We found the most effective way of demonstrating the benefits of aspects of patient- or person-centered care was to have QI team members first introduce changes in their own practice on a temporary basis and reflect on the outcomes. Once convinced, we encouraged them to continue the practice and share their experiences with peers through storytelling. We know peer-on-peer influence is powerful. Nurses or other providers would share with their colleagues how introducing themselves to a patient seemed to develop trust. The patient shared more freely about her concerns, asked more questions, and became more involved in her own care. This approach was effective within peer groups but less so across professional groups, particularly from nurse to doctor where the difference in seniority and status inhibited the nurses from sharing. We had been unsuccessful at recruiting or retaining doctors on the QI teams, and this limited our ability to influence this cadre of staff.

The project also faced structural challenges. In most of the facilities in the project, patients reported that providers did not allow them to have a companion accompany them during labor or delivery. Some of the labor and delivery rooms in the maternity departments we worked with were extremely crowded. Four to five women shared a bed in the labor room, and the delivery room had three cots separated by curtains with only a couple of feet on either side for the attending providers to stand and work. Providers brought women into the delivery room just before they would push, and then moved them to the post-natal room very quickly after delivering to make room for the next woman who was ready to deliver. With so little space and so many women moving through the labor and delivery rooms, it was structurally impossible to accommodate companions in some of the facilities.

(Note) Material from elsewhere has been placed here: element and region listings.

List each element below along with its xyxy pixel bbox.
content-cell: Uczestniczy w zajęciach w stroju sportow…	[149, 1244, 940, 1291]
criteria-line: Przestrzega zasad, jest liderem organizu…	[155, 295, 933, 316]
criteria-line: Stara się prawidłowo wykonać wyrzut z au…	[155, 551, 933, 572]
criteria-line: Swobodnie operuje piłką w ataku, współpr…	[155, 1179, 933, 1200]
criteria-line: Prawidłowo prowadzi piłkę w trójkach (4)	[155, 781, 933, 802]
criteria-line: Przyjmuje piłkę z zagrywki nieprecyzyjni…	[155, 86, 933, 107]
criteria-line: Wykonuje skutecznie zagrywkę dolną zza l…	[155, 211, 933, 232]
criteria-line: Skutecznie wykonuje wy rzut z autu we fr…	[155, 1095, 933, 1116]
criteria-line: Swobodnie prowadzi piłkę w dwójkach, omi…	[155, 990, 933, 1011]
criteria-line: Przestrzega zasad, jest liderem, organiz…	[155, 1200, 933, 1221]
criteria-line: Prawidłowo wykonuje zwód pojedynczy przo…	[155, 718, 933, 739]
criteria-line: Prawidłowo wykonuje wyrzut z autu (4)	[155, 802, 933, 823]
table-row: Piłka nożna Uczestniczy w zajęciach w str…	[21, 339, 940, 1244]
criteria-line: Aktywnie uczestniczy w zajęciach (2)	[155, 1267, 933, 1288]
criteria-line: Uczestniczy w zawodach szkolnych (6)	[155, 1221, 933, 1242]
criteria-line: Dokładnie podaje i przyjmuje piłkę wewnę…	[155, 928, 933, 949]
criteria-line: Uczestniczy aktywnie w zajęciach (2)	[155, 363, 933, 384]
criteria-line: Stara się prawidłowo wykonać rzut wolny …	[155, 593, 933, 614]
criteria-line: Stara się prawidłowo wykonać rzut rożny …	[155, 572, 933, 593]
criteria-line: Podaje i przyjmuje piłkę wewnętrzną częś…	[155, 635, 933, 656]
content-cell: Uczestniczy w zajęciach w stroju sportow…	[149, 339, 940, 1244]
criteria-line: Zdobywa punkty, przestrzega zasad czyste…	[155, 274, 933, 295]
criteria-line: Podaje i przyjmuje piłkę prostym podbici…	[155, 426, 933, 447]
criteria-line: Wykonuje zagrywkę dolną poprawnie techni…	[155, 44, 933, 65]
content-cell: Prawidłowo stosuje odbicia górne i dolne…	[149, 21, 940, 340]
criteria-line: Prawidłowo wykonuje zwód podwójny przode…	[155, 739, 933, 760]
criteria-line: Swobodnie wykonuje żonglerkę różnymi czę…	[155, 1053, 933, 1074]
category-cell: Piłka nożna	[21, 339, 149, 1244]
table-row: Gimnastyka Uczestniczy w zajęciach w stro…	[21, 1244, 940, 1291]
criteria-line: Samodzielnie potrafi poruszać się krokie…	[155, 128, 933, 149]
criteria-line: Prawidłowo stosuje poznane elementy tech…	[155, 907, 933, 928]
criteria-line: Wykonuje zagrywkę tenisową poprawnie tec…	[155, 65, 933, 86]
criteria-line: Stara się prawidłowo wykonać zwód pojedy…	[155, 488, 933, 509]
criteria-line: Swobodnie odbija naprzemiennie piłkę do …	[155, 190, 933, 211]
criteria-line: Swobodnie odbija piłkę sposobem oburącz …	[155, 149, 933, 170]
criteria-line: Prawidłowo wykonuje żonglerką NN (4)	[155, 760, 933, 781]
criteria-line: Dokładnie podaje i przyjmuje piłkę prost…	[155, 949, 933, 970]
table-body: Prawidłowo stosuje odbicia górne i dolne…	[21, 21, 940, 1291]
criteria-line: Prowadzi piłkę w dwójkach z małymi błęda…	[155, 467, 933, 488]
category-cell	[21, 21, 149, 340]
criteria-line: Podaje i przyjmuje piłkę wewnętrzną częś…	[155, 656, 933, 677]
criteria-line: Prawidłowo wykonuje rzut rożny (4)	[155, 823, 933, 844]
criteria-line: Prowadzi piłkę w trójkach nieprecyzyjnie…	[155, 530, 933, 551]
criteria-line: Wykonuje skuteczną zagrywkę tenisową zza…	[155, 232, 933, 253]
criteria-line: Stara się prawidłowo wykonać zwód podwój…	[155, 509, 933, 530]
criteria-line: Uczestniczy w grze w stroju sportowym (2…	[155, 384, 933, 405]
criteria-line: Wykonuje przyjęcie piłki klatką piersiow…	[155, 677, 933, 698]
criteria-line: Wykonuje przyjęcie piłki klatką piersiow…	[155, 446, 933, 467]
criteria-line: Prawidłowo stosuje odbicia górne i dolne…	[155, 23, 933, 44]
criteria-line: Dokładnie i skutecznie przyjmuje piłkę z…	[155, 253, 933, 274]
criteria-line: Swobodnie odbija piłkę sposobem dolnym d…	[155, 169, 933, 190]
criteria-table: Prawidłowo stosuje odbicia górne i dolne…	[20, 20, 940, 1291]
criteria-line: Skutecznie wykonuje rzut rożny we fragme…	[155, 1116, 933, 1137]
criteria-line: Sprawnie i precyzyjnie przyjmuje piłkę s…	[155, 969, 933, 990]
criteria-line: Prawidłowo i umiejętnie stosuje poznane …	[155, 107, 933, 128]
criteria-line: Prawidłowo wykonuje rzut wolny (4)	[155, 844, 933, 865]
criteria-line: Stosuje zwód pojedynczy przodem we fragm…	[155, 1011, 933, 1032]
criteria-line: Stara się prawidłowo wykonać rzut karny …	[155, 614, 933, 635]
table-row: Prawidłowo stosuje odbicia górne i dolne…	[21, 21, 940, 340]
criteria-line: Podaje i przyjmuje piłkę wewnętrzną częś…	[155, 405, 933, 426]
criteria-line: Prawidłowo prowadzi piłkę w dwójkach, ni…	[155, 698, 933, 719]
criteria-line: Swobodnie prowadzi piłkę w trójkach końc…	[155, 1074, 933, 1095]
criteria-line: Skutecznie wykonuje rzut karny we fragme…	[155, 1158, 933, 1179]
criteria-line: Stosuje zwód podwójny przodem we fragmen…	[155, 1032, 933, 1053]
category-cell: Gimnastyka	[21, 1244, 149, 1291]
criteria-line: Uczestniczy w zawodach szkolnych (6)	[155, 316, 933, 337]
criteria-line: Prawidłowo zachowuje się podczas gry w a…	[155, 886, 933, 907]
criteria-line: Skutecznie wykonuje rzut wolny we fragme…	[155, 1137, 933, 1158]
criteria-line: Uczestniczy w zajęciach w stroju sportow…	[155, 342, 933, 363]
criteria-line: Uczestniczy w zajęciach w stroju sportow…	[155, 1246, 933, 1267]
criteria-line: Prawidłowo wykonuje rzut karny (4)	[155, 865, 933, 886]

During the patient- or person-centered care collaborative, members of staff described very positive interactions with patients after introducing small changes in practice, such as calling the patient by their name. This greater openness and cooperation enabled them to provide better care.

There has been so much learning from this work. Some of the highlights about providing more person-centered care include:

  • Much of patient- or person-centered care can be encompassed in two simple rules: “Do to others what you would have them do to you” and “Nothing about me, without me.”
  • Small changes can make a huge positive difference to the patient and to you as you provide care.
  • Don’t underestimate the role a patient can play in their own care when you engage them.
  • Many aspects of patient- or person-centered care have no costs but require a bit of extra time up front. By preventing problems, you’ll save time in the long run.

Jacaranda Health continues to capture feedback from women about their experiences of care during antenatal visits and delivery as part of its digital health tool, PROMPTS, and provides anonymous feedback to hospitals to support improvement efforts.

Meghan Munson, MPH, is an Independent Quality Improvement Coach (formerly at Jacaranda Health) and IHI Faculty Member. Cathy Green, MBA, BSc, is an Independent Senior Improvement Advisor and IHI Faculty Member.